The film is directed by Rob Marshall, who has already had a bit of a dry run on the concept. Marshall directed Disney’s Pirates of the Caribbean: On Stranger Tides (2011), which has a major subplot about a human missionary and a captured mermaid falling in love. It’s the best aspect of that underrated sequel, and you can kind of see how he’s had these ideas swimming around in his head for the last decade and applied a thoughtful and engaging romance in his approach.
As the film feels stronger when it’s doing its own thing, so too is it weaker when it’s adhering closely to the original. Whenever the dialogue is recycled – which is frequently – it feels lacking and “wrong”. Perhaps this is to some extent familiarity bias, but you can’t just hand Buddy Hackett’s lines over to Awkwafina and expect the result to stack up. Similarly, Sebastian has a lot of recycled dialogue but spoken with a different cadence and inflection, which makes it feel out of place if you know the original film. That’s not to slight the actors in these examples, rather I think it would’ve been better to change up the dialogue to avoid the distraction of direct comparison.

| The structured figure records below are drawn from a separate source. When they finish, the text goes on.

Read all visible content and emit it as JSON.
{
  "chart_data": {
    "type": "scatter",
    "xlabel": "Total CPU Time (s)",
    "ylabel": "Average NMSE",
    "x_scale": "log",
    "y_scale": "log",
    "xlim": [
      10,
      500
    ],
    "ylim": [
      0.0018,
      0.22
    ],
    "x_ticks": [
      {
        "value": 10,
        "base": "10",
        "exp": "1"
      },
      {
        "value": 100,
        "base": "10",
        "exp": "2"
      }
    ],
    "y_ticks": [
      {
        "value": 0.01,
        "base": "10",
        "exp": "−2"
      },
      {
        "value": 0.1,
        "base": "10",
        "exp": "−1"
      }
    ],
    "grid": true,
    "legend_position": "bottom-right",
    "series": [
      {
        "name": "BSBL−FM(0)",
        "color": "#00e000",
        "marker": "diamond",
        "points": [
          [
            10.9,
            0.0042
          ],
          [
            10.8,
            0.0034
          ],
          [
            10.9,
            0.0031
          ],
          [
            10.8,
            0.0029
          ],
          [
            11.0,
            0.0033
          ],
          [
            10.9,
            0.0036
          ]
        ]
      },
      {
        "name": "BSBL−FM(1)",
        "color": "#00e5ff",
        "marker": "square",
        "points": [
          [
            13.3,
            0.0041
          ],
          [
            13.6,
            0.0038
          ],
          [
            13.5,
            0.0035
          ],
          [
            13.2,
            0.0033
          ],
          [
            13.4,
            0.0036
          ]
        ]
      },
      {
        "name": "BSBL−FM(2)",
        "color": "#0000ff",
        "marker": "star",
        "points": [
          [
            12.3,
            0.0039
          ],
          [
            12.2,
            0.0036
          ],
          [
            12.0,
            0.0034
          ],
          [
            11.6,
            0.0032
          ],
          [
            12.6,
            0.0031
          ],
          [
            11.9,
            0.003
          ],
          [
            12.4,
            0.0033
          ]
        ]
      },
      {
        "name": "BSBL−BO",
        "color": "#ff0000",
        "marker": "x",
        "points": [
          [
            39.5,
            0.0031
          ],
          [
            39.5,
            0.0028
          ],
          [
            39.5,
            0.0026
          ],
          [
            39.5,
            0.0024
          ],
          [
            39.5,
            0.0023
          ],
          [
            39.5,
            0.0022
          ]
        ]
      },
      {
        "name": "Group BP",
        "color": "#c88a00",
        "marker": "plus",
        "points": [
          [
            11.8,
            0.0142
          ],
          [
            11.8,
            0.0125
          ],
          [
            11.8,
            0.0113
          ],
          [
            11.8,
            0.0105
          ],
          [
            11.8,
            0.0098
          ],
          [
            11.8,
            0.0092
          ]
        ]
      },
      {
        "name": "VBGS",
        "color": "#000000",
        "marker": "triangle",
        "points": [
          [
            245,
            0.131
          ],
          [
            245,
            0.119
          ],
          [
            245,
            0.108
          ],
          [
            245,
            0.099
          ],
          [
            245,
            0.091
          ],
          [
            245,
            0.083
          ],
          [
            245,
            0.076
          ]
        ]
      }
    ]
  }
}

Generally speaking, this does also line up another point, which is that the animal sidekicks are a drag. As with The Lion King, the aesthetic for somewhat natural looking “live action” style animals really undercuts a lot of their character and warmth, opting instead for uncanny-valley designs that look kind of creepy rather than cuddly. Scuttle even sings (or raps) a terrible and out-of-place new song that should’ve been left on the cutting room floor.
But overall, I really enjoyed the film. It feels like a more mature and nuanced version of the story, which makes it fitting for (now much older) fans of the original while also being a beacon for new ones.